Edward Benjamin Britten (1913 – 1976) was a conductor, pianist and the creator of a number of popular chamber and choral works. He is regarded as one of Britain’s most respected composers and he came up with some of the greatest classical music ever written in the 20th century.
He completely changed the face of music, managing to rejuvenate English opera, as well as launch one of the world’s most successful festivals. Here are 10 interesting facts about the composer Benjamin Britten:
Facts About Benjamin Britten:
- The Feast of St Cecilia
Britten was born on 22 November, which also just so happens to be the same day as the feast of St. Cecilia, the patron saint of music. Years later in 1942, Britten created the Hymn to Saint Cecilia, a Christmas choral piece that became one of his most recognizable works.
- One of Britain’s most beloved composers
Britten was so beloved in his home country that he was awarded a life peerage in 1976. He was the first ever composer to be honored with such a prize and it resulted in a change of name. Henceforth, Britten became known as Baron Britten of Aldeburgh in the British County of Suffolk. His influence on 20th-century composition was so significant that one hundred years after his death, more than 2,000 events held in 39 countries were thrown to celebrate Britten’s centenary year.
- The Aldeburgh Festival
Britten lived most of his later years in a countryside town known as Aldeburgh, which is where he started the now legendary Aldeburgh Festival in the Jubilee Hall on Crabbe Street. Today, it is one of the musical highlights of the year for lovers of classical music. The festival features an array of performances from contemporary classical musicians each year.
- A lifelong pacifist
After it became clear that the World War II was going to be inevitable, Britten and his lifelong partner and collaborator Pears registered as objectors to the war. In the beginning, the composer was only allowed non-combatant service whereby he would play piano at various wartime concerts. Later on, he gained unconditional exemption after a successful appeal.
- He loved poetry
Britten loved poetry and literary works particularly those that were created during the World War years. He often used poetry to inspire his works.

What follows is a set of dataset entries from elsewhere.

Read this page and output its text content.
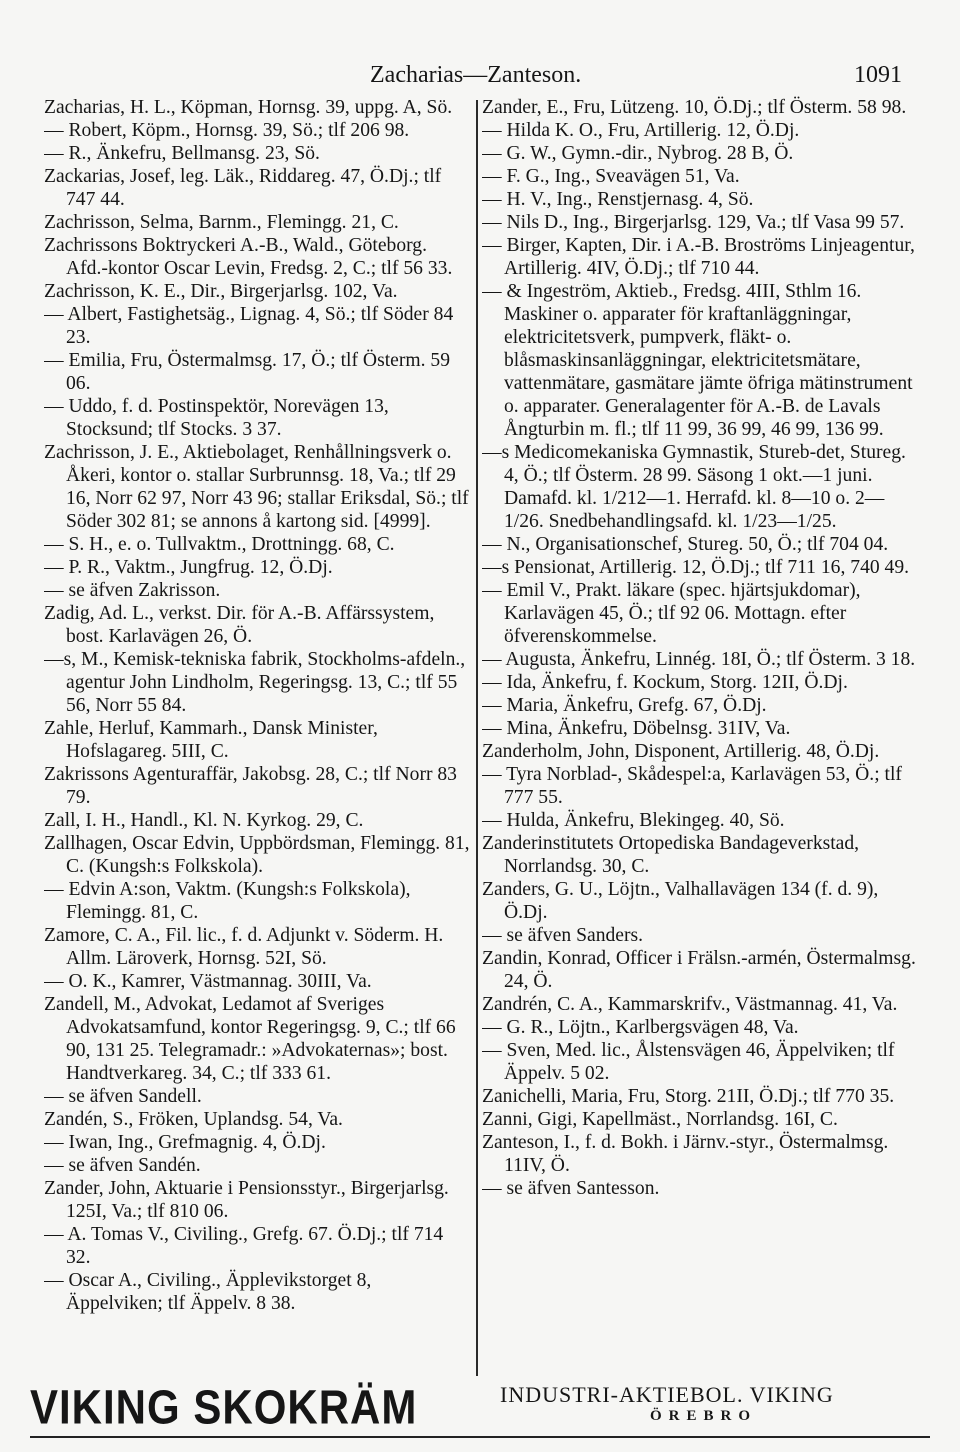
Zacharias—Zanteson.	1091
Zacharias, H. L., Köpman, Hornsg. 39, uppg. A, Sö.
— Robert, Köpm., Hornsg. 39, Sö.; tlf 206 98.
— R., Änkefru, Bellmansg. 23, Sö.
Zackarias, Josef, leg. Läk., Riddareg. 47, Ö.Dj.; tlf 747 44.
Zachrisson, Selma, Barnm., Flemingg. 21, C.
Zachrissons Boktryckeri A.-B., Wald., Göteborg. Afd.-kontor Oscar Levin, Fredsg. 2, C.; tlf 56 33.
Zachrisson, K. E., Dir., Birgerjarlsg. 102, Va.
— Albert, Fastighetsäg., Lignag. 4, Sö.; tlf Söder 84 23.
— Emilia, Fru, Östermalmsg. 17, Ö.; tlf Österm. 59 06.
— Uddo, f. d. Postinspektör, Norevägen 13, Stocksund; tlf Stocks. 3 37.
Zachrisson, J. E., Aktiebolaget, Renhållningsverk o. Åkeri, kontor o. stallar Surbrunnsg. 18, Va.; tlf 29 16, Norr 62 97, Norr 43 96; stallar Eriksdal, Sö.; tlf Söder 302 81; se annons å kartong sid. [4999].
— S. H., e. o. Tullvaktm., Drottningg. 68, C.
— P. R., Vaktm., Jungfrug. 12, Ö.Dj.
— se äfven Zakrisson.
Zadig, Ad. L., verkst. Dir. för A.-B. Affärssystem, bost. Karlavägen 26, Ö.
—s, M., Kemisk-tekniska fabrik, Stockholms-afdeln., agentur John Lindholm, Regeringsg. 13, C.; tlf 55 56, Norr 55 84.
Zahle, Herluf, Kammarh., Dansk Minister, Hofslagareg. 5III, C.
Zakrissons Agenturaffär, Jakobsg. 28, C.; tlf Norr 83 79.
Zall, I. H., Handl., Kl. N. Kyrkog. 29, C.
Zallhagen, Oscar Edvin, Uppbördsman, Flemingg. 81, C. (Kungsh:s Folkskola).
— Edvin A:son, Vaktm. (Kungsh:s Folkskola), Flemingg. 81, C.
Zamore, C. A., Fil. lic., f. d. Adjunkt v. Söderm. H. Allm. Läroverk, Hornsg. 52I, Sö.
— O. K., Kamrer, Västmannag. 30III, Va.
Zandell, M., Advokat, Ledamot af Sveriges Advokatsamfund, kontor Regeringsg. 9, C.; tlf 66 90, 131 25. Telegramadr.: »Advokaternas»; bost. Handtverkareg. 34, C.; tlf 333 61.
— se äfven Sandell.
Zandén, S., Fröken, Uplandsg. 54, Va.
— Iwan, Ing., Grefmagnig. 4, Ö.Dj.
— se äfven Sandén.
Zander, John, Aktuarie i Pensionsstyr., Birgerjarlsg. 125I, Va.; tlf 810 06.
— A. Tomas V., Civiling., Grefg. 67. Ö.Dj.; tlf 714 32.
— Oscar A., Civiling., Äpplevikstorget 8, Äppelviken; tlf Äppelv. 8 38.
Zander, E., Fru, Lützeng. 10, Ö.Dj.; tlf Österm. 58 98.
— Hilda K. O., Fru, Artillerig. 12, Ö.Dj.
— G. W., Gymn.-dir., Nybrog. 28 B, Ö.
— F. G., Ing., Sveavägen 51, Va.
— H. V., Ing., Renstjernasg. 4, Sö.
— Nils D., Ing., Birgerjarlsg. 129, Va.; tlf Vasa 99 57.
— Birger, Kapten, Dir. i A.-B. Broströms Linjeagentur, Artillerig. 4IV, Ö.Dj.; tlf 710 44.
— & Ingeström, Aktieb., Fredsg. 4III, Sthlm 16. Maskiner o. apparater för kraftanläggningar, elektricitetsverk, pumpverk, fläkt- o. blåsmaskinsanläggningar, elektricitetsmätare, vattenmätare, gasmätare jämte öfriga mätinstrument o. apparater. Generalagenter för A.-B. de Lavals Ångturbin m. fl.; tlf 11 99, 36 99, 46 99, 136 99.
—s Medicomekaniska Gymnastik, Stureb-det, Stureg. 4, Ö.; tlf Österm. 28 99. Säsong 1 okt.—1 juni. Damafd. kl. 1/212—1. Herrafd. kl. 8—10 o. 2—1/26. Snedbehandlingsafd. kl. 1/23—1/25.
— N., Organisationschef, Stureg. 50, Ö.; tlf 704 04.
—s Pensionat, Artillerig. 12, Ö.Dj.; tlf 711 16, 740 49.
— Emil V., Prakt. läkare (spec. hjärtsjukdomar), Karlavägen 45, Ö.; tlf 92 06. Mottagn. efter öfverenskommelse.
— Augusta, Änkefru, Linnég. 18I, Ö.; tlf Österm. 3 18.
— Ida, Änkefru, f. Kockum, Storg. 12II, Ö.Dj.
— Maria, Änkefru, Grefg. 67, Ö.Dj.
— Mina, Änkefru, Döbelnsg. 31IV, Va.
Zanderholm, John, Disponent, Artillerig. 48, Ö.Dj.
— Tyra Norblad-, Skådespel:a, Karlavägen 53, Ö.; tlf 777 55.
— Hulda, Änkefru, Blekingeg. 40, Sö.
Zanderinstitutets Ortopediska Bandageverkstad, Norrlandsg. 30, C.
Zanders, G. U., Löjtn., Valhallavägen 134 (f. d. 9), Ö.Dj.
— se äfven Sanders.
Zandin, Konrad, Officer i Frälsn.-armén, Östermalmsg. 24, Ö.
Zandrén, C. A., Kammarskrifv., Västmannag. 41, Va.
— G. R., Löjtn., Karlbergsvägen 48, Va.
— Sven, Med. lic., Ålstensvägen 46, Äppelviken; tlf Äppelv. 5 02.
Zanichelli, Maria, Fru, Storg. 21II, Ö.Dj.; tlf 770 35.
Zanni, Gigi, Kapellmäst., Norrlandsg. 16I, C.
Zanteson, I., f. d. Bokh. i Järnv.-styr., Östermalmsg. 11IV, Ö.
— se äfven Santesson.
VIKING SKOKRÄM	INDUSTRI-AKTIEBOL. VIKING
ÖREBRO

For instance, the Latin Requiem Mass, which is to this day still one of his most well-recognized pieces, was inspired by British poet Wilfred Owen. Wilfred Owen was well known for writing his experiences during the World War I. He also worked regularly with the poet W. H. Auden who supplied texts for many of his songs.
- His most famous works
Britten started composing as early as 1919 and he continued on steadily until the last years of his life. His first completed choral work was A Boy was Born in 1933. Until the beginning of World War II, he tried composing for film, radio and left-wing theater groups in the city. The War Requiem, which was first performed on 30 May 1962, is among his most celebrated works. He is also remembered for his operas such as Peter Grimes and the Turn of the Screw. He has other numerous works that consist of folk song arrangements and choral works.
- Peter Pears
Britten’s sexuality was a subject that was remarked on often even when he was alive. Britten and his life partner Peter Pears, who was also quite brilliant in his own right, enjoyed a loving relationship for more than 40 years. Pears acted as Britten’s muse and collaborator. Many of Britten’s songs, choral and operatic compositions were designed to feature the tenor voice, which was often designated to Pears in many of the premiers. The two also conceived the Snape Maltings Concert Hall which is situated near Aldeburgh. It was inaugurated by the Queen in 1967 and is today a major destination for classical musicians from all over the world.
- He once suggested a sham marriage
It is surprising to many that Britten and Pears both managed to escape prosecution despite being in an openly gay relationship for years. Britten’s sexuality was often at the center of his life and work, which is why the couple escaped Britain for America, which was considered to be much more open to gay partnerships. Britten and Pears later returned to Britain at the worst of times, which was also coincidentally the height of Britten’s global prominence. When he returned, there was a series of campaigns recommending the decriminalization of homosexuality and to get out of it, Britten suggested that Pears should marry a woman to keep them both safe.
- He hated to be criticized
Although Britten was very critical of his and other people’s work, he was extremely sensitive about how people talked about his music. Britten hated criticism and would often cut off ties with friends who offered unsolicited critiques. He had a hard time fully settling down in America, which is where he received his harshest criticism.
- His Red House
Britten was often inspired by the natural landscape of Suffolk, which is where he chose to live in his Red House alongside his life partner. He is said to have taken long walks through the nearby countryside in Aldeburgh to inspire him. Although he did not incorporate the sounds of nature in his music, he would often comment about how much the environment surrounding the Red House helped. Today, the Red House still stands- it was designated as a world heritage site that holds a unique archive relating to Britten’s life and his music.